When is the Economic Substance Doctrine Applied?Tax Professionals' Resource
April 5, 2013 — 1,693 views
In 2010, the Economic Substance Doctrine came to be part of tax law in the U.S. The US government adopted this doctrine along with the 2010 Patient Protection and Affordable Care Act. President Obama signed into this act on March 30, 2010. According to the Economic Substance Doctrine, any transaction must display economic value apart from reduced tax liability. Only if this condition is met, will the transaction be considered valid. As part of US tax law, the objective of the Economic Substance Doctrine is to put up a fight against tax-driven transactions. When applied, this doctrine refuses to recognize tax benefits accrued by only tax-motivated transactions.
Economic Substance Doctrine – An Overview
While the Economic Substance Doctrine was adopted only in 2010, its history dates back to the Gregory vs. Helvering landmark judgment of 1935. While this case did not legally secure a place for this doctrine, the first symptoms could be seen in Commissioner of Internal Revenue Mr. Guy Helvering's argument with respect to economic substance. In this case, the Supreme Court emphasized on the fact that there had been a lack of business purpose in carrying out the transaction in question.
The doctrine is essentially anti-abuse in nature and is intended to control transactions that take place only because of tax benefits. While the Supreme Court assesses the economic relevance of a transaction through this doctrine, the criteria for relevance are not stated clearly.
Applying Economic Substance Doctrine
The Frank Lyon Company case of 1978 was another milestone event in terms of getting the Economic Substance Doctrine in place. It was only after this judgment that the government seriously began to formulate its two-prong method to prove economic substance of form. The two-prong method observes two components – the objective component where it has to be assessed whether a transaction has economic substance and the subjective component where it has to be evaluated if there is a non-tax motive to carry out the transaction.
In reality, however, courts have struggled to apply this doctrine to business transactions. And that has been mostly because they have been artificial transactions with little or no connection with the business. As a result, some courts have taken a conjunctive approach to the doctrine – demanding that taxpayers prove both the components of the two-prong method – while others have adopted a disjunctive approach, demanding only one component to be satisfied. Courts have also laid down different rules when it comes to taxpayers satisfying either prong of the test. The codification of the doctrine under new IRC § 7701(o), however, is expected to resolve the issue of inconsistency.
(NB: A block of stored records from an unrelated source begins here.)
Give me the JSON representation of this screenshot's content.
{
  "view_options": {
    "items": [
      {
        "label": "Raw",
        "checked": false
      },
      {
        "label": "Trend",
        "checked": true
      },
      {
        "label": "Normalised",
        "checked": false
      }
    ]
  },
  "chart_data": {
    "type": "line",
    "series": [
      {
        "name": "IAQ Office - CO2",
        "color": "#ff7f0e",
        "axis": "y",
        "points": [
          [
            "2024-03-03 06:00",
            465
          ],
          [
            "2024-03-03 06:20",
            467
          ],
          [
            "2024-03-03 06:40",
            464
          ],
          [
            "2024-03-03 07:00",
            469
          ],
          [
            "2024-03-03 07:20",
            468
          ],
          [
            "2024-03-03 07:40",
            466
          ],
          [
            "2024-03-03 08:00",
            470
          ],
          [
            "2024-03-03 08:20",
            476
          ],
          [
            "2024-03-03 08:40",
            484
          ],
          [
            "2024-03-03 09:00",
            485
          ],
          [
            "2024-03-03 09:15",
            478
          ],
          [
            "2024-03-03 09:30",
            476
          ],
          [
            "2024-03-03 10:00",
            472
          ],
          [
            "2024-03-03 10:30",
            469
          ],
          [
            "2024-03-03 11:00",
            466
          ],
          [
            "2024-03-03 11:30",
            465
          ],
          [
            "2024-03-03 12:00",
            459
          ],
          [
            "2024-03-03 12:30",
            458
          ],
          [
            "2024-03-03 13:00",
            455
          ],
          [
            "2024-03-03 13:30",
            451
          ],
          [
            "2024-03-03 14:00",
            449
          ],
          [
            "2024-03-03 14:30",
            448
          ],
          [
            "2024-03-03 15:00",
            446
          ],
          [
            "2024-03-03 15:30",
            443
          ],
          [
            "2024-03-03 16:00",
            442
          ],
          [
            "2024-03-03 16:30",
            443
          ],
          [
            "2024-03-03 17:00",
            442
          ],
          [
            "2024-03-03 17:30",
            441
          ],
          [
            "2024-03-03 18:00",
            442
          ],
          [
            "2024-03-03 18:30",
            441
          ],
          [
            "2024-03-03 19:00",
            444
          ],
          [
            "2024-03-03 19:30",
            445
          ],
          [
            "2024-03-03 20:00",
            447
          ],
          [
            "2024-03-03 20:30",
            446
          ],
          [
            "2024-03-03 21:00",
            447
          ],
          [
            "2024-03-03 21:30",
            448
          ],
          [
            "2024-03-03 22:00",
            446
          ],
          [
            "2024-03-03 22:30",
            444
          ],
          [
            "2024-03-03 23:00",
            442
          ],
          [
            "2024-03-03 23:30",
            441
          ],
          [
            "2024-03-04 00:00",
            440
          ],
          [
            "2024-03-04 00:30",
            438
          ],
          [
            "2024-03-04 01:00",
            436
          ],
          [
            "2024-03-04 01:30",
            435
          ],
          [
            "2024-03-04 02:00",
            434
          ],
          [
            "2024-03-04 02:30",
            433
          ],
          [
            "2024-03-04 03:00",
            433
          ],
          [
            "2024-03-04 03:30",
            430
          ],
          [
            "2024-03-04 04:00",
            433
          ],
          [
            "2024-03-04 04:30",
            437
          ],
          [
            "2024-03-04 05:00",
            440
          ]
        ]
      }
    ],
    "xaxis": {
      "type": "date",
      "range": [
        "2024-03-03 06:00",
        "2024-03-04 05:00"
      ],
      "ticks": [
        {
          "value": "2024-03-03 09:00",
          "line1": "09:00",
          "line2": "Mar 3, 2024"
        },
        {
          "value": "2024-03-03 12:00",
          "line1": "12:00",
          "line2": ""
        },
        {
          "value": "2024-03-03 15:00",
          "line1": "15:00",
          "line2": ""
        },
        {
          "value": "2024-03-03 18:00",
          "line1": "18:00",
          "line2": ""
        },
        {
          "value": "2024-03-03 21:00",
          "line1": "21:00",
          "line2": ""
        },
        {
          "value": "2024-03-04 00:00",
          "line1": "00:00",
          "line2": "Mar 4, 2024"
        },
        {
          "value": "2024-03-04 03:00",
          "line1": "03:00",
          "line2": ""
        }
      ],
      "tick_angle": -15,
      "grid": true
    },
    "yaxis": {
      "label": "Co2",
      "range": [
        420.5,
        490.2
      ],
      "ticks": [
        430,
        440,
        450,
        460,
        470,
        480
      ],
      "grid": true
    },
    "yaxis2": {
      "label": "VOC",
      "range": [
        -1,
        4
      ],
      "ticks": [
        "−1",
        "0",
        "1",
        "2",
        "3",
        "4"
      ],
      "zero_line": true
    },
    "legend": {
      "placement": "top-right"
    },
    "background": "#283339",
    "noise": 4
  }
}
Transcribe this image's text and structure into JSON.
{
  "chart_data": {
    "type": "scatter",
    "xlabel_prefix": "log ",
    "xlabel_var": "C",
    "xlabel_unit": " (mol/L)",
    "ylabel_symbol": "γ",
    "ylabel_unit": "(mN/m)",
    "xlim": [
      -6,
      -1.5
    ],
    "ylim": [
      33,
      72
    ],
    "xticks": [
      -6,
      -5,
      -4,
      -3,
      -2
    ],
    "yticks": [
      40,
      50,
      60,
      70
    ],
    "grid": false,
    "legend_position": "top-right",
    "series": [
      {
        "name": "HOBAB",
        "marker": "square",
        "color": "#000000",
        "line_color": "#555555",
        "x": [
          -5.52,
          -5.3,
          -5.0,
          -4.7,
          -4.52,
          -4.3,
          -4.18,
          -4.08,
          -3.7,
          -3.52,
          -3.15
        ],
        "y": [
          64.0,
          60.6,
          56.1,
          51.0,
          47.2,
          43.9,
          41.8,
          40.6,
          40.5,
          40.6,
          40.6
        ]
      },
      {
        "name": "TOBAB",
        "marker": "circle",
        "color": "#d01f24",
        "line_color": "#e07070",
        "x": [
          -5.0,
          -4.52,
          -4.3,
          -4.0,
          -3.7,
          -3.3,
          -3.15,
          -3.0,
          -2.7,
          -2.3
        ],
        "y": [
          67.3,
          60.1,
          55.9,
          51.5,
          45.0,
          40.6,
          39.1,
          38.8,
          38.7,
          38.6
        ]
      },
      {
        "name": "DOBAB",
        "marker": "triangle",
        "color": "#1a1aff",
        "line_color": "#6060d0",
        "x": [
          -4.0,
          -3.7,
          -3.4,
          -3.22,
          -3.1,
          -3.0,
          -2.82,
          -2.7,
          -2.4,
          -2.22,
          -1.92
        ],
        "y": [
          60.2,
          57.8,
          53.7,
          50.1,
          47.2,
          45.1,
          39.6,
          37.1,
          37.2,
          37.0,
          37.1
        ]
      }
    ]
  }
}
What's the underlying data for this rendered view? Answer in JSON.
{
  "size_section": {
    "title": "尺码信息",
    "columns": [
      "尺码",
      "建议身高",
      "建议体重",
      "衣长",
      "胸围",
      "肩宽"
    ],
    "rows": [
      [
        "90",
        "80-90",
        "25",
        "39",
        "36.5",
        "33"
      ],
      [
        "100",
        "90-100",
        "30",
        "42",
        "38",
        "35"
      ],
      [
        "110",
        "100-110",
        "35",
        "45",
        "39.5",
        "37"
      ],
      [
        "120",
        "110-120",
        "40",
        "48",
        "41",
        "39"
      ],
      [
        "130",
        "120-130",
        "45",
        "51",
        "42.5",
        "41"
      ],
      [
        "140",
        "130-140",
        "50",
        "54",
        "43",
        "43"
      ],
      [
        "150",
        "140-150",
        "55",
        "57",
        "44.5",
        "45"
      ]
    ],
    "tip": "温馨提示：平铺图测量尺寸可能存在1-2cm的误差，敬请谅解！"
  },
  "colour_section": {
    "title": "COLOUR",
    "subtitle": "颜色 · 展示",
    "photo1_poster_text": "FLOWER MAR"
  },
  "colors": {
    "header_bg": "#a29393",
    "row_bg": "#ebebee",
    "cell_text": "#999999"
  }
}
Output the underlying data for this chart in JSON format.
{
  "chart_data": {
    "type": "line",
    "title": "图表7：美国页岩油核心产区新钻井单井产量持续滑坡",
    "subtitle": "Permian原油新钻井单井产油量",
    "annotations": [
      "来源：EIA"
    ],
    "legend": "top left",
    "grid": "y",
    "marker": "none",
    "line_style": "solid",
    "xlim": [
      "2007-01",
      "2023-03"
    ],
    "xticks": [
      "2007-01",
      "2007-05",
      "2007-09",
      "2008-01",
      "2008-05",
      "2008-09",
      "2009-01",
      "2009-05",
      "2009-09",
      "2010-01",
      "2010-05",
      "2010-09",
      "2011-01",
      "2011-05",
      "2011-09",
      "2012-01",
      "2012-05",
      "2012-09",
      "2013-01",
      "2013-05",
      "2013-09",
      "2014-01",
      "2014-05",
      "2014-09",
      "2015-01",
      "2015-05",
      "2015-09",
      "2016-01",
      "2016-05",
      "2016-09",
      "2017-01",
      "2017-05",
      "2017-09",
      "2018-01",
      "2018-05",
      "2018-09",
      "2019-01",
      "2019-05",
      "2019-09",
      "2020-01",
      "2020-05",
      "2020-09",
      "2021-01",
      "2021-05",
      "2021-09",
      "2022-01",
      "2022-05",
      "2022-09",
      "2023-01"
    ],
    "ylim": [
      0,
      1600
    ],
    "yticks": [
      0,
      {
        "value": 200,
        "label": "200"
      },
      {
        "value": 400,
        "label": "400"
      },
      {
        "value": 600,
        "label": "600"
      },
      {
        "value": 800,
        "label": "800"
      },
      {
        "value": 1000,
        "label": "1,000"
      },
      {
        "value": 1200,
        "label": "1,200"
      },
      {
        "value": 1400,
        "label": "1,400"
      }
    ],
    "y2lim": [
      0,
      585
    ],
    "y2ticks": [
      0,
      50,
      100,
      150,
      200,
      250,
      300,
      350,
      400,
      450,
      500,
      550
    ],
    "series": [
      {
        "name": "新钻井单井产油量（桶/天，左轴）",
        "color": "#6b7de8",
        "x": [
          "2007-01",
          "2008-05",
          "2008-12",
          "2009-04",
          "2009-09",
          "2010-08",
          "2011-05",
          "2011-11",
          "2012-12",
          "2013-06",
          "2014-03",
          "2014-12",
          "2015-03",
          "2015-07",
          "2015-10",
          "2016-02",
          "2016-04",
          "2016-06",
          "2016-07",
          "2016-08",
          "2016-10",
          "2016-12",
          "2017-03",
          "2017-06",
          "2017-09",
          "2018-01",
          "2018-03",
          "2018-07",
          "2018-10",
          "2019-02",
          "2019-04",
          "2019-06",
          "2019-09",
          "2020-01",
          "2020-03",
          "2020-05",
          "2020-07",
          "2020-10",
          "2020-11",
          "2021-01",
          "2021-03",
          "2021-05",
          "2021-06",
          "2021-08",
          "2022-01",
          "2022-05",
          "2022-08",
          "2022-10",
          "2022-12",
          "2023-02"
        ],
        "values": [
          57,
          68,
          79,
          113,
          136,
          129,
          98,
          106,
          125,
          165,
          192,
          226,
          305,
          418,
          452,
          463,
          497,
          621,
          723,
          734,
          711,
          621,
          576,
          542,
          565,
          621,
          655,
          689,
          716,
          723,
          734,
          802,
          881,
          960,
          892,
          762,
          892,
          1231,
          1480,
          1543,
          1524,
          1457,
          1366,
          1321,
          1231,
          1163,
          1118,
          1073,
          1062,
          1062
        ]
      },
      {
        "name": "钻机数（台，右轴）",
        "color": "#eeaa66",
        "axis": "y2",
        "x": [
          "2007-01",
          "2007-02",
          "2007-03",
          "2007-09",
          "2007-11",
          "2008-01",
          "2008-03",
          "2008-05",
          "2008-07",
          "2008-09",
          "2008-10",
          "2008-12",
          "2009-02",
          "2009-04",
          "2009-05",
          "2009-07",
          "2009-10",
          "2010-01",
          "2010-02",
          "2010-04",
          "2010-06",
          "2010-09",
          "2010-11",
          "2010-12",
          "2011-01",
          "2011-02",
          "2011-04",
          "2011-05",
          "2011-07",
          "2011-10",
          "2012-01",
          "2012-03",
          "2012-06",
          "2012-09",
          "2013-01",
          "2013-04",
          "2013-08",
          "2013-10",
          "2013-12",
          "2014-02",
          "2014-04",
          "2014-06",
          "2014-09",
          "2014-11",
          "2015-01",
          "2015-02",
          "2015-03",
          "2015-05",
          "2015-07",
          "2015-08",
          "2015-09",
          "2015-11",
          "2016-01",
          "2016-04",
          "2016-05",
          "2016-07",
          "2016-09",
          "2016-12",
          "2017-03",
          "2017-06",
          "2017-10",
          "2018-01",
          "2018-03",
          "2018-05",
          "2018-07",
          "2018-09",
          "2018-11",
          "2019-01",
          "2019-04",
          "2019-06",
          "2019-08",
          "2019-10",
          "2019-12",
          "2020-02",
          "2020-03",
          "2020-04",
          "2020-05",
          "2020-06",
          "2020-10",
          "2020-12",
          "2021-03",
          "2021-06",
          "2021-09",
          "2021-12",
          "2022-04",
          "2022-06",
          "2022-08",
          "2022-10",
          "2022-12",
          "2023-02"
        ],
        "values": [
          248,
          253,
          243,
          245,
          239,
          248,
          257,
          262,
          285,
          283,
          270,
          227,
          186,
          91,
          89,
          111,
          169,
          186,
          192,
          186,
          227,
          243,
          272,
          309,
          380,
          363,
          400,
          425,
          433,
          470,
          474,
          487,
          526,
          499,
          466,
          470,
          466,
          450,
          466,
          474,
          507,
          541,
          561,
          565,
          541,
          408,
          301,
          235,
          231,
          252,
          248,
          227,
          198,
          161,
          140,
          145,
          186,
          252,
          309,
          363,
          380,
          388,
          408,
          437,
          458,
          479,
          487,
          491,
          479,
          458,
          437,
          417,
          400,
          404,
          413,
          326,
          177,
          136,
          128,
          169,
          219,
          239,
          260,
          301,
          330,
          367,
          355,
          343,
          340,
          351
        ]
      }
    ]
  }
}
The Economic Substance Doctrine as part of IRC § 7701(o) comes with a harsh penalty. If the lack of economic substance has to do with underpayments, the taxpayer is charged a penalty of 20%. In case the taxpayer does not disclose the details of a transaction, he has to pay 40%. In terms of transaction disclosures, there is no exception. A penalty of 20% is also applicable to refund claims under the new law.